Comparative evolutionary endocrinology: merits, potential and pitfalls (#266)
We know relatively little about the evolutionary processes underlying endocrine physiology, despite the fact that hormones play a critical role in shaping an animal’s behaviour, ecology, and life history. Comparative endocrine studies offer an exciting and unique method for examining the selective pressures that influence endocrine traits across species. However, there are some unique considerations to be taken into account when comparing endocrine data across species. Failure to do so can lead to spurious results and biologically inappropriate conclusions.

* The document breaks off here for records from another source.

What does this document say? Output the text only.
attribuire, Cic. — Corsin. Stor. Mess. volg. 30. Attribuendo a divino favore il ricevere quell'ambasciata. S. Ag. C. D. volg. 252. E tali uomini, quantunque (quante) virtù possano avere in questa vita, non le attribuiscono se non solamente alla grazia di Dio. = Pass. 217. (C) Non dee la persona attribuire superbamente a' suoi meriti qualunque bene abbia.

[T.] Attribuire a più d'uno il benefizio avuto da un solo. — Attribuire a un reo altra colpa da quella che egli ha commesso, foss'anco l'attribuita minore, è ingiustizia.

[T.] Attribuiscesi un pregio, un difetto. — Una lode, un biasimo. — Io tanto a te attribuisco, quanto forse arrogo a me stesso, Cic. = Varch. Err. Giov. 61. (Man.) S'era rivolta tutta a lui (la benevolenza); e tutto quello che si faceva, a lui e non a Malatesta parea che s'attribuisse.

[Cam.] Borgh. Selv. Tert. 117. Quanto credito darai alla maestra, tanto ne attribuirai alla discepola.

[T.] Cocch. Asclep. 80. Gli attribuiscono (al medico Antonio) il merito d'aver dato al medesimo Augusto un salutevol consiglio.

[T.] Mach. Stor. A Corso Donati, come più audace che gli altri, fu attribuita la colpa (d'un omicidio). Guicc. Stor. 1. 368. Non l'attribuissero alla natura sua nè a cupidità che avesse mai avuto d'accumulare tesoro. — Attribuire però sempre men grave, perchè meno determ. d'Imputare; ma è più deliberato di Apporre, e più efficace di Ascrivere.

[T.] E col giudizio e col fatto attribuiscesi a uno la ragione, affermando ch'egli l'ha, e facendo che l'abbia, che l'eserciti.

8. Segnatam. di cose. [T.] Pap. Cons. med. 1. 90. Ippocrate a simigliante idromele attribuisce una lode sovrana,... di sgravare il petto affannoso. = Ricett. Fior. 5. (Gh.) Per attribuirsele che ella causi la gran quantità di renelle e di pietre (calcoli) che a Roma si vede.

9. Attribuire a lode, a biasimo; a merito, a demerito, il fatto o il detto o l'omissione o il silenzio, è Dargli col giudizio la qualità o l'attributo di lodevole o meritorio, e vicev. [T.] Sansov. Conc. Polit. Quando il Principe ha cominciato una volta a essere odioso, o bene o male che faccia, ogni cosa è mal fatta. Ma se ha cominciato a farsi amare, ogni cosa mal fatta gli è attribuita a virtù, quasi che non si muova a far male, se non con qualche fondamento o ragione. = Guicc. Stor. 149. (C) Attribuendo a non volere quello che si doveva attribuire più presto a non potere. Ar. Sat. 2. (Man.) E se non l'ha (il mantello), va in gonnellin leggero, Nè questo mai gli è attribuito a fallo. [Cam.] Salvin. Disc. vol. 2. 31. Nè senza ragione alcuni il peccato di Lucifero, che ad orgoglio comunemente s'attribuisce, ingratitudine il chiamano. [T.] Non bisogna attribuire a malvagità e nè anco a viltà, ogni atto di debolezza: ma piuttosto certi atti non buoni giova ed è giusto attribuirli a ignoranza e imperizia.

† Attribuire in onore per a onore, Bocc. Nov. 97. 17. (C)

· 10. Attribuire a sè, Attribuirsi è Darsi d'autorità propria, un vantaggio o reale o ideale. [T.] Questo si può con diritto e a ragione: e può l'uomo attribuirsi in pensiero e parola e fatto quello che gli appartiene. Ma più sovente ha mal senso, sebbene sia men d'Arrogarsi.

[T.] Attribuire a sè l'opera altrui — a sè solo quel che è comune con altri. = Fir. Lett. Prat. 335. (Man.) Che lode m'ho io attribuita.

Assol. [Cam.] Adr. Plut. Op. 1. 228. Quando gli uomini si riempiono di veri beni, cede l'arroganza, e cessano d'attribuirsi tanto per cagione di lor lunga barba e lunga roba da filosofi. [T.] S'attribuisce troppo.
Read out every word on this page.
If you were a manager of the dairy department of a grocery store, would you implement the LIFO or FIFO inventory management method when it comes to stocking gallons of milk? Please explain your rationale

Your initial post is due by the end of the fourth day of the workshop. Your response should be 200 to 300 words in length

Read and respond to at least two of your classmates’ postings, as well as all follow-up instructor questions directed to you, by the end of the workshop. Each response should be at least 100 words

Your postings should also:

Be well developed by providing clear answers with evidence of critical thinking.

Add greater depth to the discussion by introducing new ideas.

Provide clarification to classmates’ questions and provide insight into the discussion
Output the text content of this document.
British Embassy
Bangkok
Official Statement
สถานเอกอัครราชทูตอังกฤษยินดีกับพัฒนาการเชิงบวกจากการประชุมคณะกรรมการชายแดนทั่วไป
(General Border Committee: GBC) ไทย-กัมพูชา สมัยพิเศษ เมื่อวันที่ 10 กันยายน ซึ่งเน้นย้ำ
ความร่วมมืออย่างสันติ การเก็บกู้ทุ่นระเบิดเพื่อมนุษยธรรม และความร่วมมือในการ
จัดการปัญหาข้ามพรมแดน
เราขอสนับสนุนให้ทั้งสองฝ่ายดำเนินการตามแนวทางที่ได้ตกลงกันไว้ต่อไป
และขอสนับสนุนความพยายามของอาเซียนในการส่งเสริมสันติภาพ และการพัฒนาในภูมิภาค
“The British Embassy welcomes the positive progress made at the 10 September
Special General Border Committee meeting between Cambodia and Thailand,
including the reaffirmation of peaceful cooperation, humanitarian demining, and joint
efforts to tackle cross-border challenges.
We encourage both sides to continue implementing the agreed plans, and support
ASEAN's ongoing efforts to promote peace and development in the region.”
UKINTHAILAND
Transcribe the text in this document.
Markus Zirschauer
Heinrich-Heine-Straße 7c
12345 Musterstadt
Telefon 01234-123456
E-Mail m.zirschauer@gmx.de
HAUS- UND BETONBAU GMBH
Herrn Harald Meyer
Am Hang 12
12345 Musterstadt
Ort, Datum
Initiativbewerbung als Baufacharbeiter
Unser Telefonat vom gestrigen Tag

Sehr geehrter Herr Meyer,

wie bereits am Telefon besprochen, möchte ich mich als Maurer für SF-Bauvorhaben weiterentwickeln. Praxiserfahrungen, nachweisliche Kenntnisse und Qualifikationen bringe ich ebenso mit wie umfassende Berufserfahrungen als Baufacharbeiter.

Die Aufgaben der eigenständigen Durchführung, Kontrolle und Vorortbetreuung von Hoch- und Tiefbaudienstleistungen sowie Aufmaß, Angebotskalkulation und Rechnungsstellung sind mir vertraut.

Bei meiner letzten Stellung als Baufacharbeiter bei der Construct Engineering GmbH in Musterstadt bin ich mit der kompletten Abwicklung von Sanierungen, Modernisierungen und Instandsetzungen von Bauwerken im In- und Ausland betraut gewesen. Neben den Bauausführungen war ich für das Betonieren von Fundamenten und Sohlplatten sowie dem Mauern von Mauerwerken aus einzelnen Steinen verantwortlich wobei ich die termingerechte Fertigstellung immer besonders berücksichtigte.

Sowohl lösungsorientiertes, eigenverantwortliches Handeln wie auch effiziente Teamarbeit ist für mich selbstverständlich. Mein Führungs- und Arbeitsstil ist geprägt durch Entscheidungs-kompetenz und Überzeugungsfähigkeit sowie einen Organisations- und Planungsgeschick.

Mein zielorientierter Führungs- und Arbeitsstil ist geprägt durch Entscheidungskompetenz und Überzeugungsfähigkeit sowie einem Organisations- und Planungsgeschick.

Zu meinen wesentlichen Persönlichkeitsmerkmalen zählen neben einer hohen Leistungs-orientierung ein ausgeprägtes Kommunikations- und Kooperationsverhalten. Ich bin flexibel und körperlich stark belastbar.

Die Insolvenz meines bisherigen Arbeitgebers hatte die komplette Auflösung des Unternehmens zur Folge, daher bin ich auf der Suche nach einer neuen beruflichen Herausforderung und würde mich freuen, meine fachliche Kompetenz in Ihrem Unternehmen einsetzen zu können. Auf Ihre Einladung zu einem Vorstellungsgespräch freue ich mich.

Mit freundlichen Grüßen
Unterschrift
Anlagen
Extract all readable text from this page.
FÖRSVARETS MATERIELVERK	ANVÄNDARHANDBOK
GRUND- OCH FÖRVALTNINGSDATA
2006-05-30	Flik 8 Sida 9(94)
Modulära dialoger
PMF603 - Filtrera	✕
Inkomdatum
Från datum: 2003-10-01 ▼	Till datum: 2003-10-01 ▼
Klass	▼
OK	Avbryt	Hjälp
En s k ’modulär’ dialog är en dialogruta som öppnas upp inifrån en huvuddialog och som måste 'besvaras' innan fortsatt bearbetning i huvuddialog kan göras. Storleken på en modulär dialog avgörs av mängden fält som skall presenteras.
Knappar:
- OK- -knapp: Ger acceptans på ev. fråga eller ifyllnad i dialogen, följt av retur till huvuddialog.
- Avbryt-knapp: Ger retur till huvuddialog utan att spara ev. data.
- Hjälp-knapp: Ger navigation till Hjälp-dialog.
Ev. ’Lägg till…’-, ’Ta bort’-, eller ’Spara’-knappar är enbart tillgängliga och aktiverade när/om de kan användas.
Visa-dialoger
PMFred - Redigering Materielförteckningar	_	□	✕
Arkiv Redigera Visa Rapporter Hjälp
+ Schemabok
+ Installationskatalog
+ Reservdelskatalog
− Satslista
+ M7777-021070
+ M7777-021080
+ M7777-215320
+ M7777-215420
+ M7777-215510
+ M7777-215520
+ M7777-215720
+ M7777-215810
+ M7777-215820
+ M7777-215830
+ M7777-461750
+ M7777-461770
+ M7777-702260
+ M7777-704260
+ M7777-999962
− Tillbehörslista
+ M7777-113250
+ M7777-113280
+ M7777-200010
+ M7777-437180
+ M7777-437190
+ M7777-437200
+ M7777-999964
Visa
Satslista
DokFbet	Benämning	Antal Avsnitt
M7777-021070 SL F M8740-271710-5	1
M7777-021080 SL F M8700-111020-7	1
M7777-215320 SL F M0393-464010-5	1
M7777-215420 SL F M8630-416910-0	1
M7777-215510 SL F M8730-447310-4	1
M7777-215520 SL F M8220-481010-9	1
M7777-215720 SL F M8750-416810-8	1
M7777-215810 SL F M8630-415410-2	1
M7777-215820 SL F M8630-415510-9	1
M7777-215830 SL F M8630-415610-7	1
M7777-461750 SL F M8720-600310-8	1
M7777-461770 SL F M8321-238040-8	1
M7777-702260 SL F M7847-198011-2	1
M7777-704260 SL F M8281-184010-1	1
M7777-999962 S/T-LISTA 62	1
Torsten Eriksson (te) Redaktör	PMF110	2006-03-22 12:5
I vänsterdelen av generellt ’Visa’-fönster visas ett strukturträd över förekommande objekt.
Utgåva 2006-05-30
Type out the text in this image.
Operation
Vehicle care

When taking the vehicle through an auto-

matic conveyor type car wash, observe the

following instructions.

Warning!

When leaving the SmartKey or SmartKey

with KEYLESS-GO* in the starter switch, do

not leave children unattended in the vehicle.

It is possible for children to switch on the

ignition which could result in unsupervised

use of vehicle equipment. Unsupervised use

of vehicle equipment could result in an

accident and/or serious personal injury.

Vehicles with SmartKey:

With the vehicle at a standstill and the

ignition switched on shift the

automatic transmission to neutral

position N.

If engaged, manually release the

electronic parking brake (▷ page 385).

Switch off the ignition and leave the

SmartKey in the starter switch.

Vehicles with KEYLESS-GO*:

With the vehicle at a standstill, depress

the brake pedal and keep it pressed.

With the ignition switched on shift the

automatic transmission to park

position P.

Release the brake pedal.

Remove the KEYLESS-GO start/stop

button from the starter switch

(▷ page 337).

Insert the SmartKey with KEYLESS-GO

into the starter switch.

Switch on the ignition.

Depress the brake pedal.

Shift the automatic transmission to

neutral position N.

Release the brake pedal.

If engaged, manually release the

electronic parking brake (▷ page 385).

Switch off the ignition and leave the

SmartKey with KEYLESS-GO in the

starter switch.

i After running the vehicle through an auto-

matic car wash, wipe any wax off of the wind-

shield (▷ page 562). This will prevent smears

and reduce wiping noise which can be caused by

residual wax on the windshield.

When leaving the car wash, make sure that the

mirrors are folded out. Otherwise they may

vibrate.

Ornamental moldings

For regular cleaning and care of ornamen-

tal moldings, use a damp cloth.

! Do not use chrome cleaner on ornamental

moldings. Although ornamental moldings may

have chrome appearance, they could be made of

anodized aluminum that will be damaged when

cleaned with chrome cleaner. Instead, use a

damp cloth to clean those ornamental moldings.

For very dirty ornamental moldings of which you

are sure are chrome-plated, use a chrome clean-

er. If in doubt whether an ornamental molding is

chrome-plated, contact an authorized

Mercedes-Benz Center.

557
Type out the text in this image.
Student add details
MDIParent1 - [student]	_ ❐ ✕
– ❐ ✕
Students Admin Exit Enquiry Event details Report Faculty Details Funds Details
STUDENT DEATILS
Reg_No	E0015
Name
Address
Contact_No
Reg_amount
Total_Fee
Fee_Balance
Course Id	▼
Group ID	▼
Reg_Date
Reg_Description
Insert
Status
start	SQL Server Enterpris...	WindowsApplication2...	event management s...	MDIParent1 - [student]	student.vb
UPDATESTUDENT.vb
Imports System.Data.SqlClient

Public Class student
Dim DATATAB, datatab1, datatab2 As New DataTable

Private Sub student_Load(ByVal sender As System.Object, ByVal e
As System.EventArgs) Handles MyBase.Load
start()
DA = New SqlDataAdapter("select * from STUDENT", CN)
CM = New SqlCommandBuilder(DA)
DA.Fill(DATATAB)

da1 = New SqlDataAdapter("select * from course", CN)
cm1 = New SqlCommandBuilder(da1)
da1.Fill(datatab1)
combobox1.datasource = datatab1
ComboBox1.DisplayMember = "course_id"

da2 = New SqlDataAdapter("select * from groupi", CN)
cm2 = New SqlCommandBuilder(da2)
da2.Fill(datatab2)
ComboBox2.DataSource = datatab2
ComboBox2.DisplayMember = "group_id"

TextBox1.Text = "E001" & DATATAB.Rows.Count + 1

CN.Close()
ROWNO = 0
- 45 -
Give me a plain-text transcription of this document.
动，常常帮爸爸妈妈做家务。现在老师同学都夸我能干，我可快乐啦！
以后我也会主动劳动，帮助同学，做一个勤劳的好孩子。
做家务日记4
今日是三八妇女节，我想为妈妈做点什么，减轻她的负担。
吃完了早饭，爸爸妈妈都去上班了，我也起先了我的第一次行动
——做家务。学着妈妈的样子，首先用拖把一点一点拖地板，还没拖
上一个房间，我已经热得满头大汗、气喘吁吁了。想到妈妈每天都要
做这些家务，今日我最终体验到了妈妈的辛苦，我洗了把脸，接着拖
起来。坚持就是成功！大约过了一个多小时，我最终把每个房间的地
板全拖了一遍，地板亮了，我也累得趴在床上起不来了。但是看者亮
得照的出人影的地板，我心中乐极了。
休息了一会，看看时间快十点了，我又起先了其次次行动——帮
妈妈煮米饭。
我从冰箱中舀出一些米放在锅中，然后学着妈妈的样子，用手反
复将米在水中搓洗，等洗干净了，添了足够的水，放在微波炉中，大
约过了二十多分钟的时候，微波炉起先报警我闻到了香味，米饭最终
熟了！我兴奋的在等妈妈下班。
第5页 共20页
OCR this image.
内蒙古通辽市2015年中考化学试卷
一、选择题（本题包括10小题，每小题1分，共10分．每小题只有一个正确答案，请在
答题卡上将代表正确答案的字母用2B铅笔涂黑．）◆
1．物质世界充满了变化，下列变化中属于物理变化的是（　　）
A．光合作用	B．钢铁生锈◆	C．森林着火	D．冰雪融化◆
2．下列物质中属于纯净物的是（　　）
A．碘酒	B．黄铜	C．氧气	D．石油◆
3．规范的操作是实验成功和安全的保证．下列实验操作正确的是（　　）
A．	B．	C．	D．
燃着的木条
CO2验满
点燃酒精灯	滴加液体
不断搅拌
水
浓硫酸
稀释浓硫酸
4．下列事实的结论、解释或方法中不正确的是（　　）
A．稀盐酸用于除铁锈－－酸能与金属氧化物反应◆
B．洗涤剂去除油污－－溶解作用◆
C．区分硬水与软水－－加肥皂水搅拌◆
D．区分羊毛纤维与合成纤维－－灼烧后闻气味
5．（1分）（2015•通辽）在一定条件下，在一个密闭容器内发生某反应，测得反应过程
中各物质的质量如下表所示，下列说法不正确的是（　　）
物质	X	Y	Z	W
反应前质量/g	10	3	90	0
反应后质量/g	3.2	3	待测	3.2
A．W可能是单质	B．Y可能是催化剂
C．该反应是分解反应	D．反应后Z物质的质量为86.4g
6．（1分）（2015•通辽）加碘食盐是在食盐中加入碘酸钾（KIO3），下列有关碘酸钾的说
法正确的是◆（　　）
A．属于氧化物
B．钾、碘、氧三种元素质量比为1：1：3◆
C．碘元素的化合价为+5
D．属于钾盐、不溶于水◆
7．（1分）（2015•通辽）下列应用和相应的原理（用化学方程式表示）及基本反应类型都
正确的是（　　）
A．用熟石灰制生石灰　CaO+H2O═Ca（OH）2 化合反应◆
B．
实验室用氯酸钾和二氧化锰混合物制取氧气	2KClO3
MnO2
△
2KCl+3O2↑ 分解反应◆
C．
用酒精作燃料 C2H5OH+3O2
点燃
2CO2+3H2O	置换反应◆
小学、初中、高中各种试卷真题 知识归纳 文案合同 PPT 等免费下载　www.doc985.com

Here, we identify the issues and assumptions that must be dealt with in comparative endocrine studies, particularly meta-analyses. We outline the sources of error introduced by both biological and methodological factors, which are unique to endocrine data. In addition, we offer the first empirical demonstration of how these sources of error may affect the conclusions drawn from inter-specific comparisons. We conducted a cross-lab comparison of assay performance to examine how inter-lab variation contributes to variance in reported corticosterone values. Our results show that inter-lab variance in measured corticosterone levels is considerable, highlighting the strength of inter-lab effects when comparing data. Then, using birds as a case study because they represent a particularly well-studied taxonomic group, we compiled the largest corticosterone database to date. We use this dataset to demonstrate that phylogenetic relationships can only be tested when effectively controlling for structured error in the database. Our empirical findings allow us to offer specific recommendations about how to control for sources of error and which metrics may yield the most biologically meaningful insights. Comparative endocrinology is an exciting area of evolutionary physiology and has the potential to greatly enhance our understanding of how physiological traits evolve, but understanding the limitations of comparisons is important to allow the field to progress robustly.